Ultimately, Texas Tech’s defense extended points longer and made the Horned Frogs work.
“Tech did a better job of blocking,” Kramer said. “Their blocking was very good tonight, they were very feisty on defense and did a great job of getting the ball up.”
After losing in the second, TCU looked well on its way to regaining the lead and coming away with the third set, taking a 24-20 lead. Texas Tech wasn’t faced and held off TCU on four consecutive set points, winning six points in a row to close out the set, 26-24.
Tech’s blocking game came alive in the third, as they turned away seven Horned Frog shots.
“We were up 24-21 then I called a timeout, and honestly, I thought we passed the ball well, made the right decisions setting,” Kramer said. “They did a good job of blocking, and our coverage needed to be a lot better. I would not tell my team not to be aggressive at that point. Tech just made some plays.”
Entering the fourth set, the Horned Frogs didn’t show signs of being rattled after dropping a set in which they held a significant advantage.

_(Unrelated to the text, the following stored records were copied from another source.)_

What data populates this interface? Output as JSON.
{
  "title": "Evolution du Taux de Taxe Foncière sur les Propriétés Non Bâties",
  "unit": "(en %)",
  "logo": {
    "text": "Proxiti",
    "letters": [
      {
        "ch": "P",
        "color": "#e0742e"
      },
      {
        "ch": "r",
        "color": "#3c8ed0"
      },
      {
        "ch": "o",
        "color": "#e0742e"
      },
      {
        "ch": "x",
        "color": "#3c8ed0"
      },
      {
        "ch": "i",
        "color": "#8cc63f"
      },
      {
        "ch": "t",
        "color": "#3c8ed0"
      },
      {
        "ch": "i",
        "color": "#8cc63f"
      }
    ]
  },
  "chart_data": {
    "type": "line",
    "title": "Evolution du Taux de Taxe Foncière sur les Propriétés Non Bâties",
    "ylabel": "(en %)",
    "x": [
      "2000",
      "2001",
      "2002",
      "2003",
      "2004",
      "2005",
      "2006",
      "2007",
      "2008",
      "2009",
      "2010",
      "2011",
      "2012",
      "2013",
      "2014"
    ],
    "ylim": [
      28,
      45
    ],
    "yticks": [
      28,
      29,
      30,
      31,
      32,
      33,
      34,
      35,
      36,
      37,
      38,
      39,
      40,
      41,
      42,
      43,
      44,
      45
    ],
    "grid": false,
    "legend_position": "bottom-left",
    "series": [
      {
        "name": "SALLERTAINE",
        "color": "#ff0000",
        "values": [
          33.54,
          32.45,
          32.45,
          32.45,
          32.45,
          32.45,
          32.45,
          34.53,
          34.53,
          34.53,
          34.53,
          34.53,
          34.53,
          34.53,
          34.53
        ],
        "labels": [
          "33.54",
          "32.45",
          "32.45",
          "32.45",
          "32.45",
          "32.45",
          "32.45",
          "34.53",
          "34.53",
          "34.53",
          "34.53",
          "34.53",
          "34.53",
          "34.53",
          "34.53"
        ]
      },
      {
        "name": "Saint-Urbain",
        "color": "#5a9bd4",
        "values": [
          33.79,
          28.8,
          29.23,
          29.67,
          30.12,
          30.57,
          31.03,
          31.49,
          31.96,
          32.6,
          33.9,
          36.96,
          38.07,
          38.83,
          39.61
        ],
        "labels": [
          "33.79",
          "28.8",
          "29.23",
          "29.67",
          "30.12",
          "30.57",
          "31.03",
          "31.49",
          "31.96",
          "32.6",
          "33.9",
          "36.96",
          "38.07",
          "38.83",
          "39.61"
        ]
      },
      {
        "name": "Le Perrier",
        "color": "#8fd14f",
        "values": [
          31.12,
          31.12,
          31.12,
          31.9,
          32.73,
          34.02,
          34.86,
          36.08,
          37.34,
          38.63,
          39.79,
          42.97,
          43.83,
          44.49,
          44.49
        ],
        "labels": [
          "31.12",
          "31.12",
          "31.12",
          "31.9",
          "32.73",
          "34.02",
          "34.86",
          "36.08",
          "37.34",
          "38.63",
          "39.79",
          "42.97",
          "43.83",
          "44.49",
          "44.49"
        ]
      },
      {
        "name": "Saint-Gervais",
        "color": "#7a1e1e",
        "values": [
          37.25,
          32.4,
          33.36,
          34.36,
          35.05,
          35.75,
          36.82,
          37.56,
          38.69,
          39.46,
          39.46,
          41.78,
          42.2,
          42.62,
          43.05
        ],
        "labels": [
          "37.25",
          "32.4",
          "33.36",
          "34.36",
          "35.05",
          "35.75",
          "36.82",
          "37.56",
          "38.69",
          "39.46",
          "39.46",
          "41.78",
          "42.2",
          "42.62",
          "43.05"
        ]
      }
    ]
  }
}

“I didn’t think it would have that big of an effect because this team battles,” Kramer said. “We just went through the same thing at UNT, it was back and forth with there being tight ones that we lost.”
Unfortunately for TCU, the Red Raiders run continued in the fourth, as Texas Tech won the first seven points. The closest the Horned Frogs could get after that was five, trailing 10-5, but the Red Raiders didn’t let up, winning the fourth and final set by 10, 25-15.
“Maybe it did have an effect, that’s volleyball,” Kramer said. “If you let an opponent go on long-point runs, it’s going to be hard to catch up. That’s what happened in the fourth.”
Konstantinidou said Texas Tech’s serve played a key role in their effectiveness in the fourth set. Kramer said the Red Raider’s defense made it difficult to get going.
“I think they did a better job on our slide, and we’ve done a good job lately of moving the ball around, but Atwood was taking up a pretty big part of the net over there,” Kramer said.
Texas Tech outside hitter Chandler Atwood played a key role in the blocking and led the match in kills with 19. Tech made it tougher on one of TCU’s best.
“Abigail [Buckingham] had a little more difficulty, they did a good job on her, and their defenders were staying deep,” Kramer said.
Buckingham finished the match with six kills. She was key in TCU’s opening round victory over Wyoming, totaling 19 kills.
“I think it was more of if they didn’t block the ball they were touching it, slowing it down, and then getting the ball in a lot,” Kramer said. “They made us continue to keep transitioning. We had long rallies going back and forth.”
However, TCU looked at their NIVC run with a glass half full, despite coming up short.
“We as seniors are so grateful its December 7th, and we’re still playing,” Konstantinidou said. “This program had never played that late until now.”
On a team with nine true or redshirt freshmen, Kramer said the NIVC experience was quite beneficial.
“It’s allowed us to get some players who are new to the program to be a part of postseason and see what it’s like to continue to play,” Kramer said. “Our goal is to be in a position to host in the postseason, in the NCAA’s. It’s nice for us here at TCU to know what that looks like.”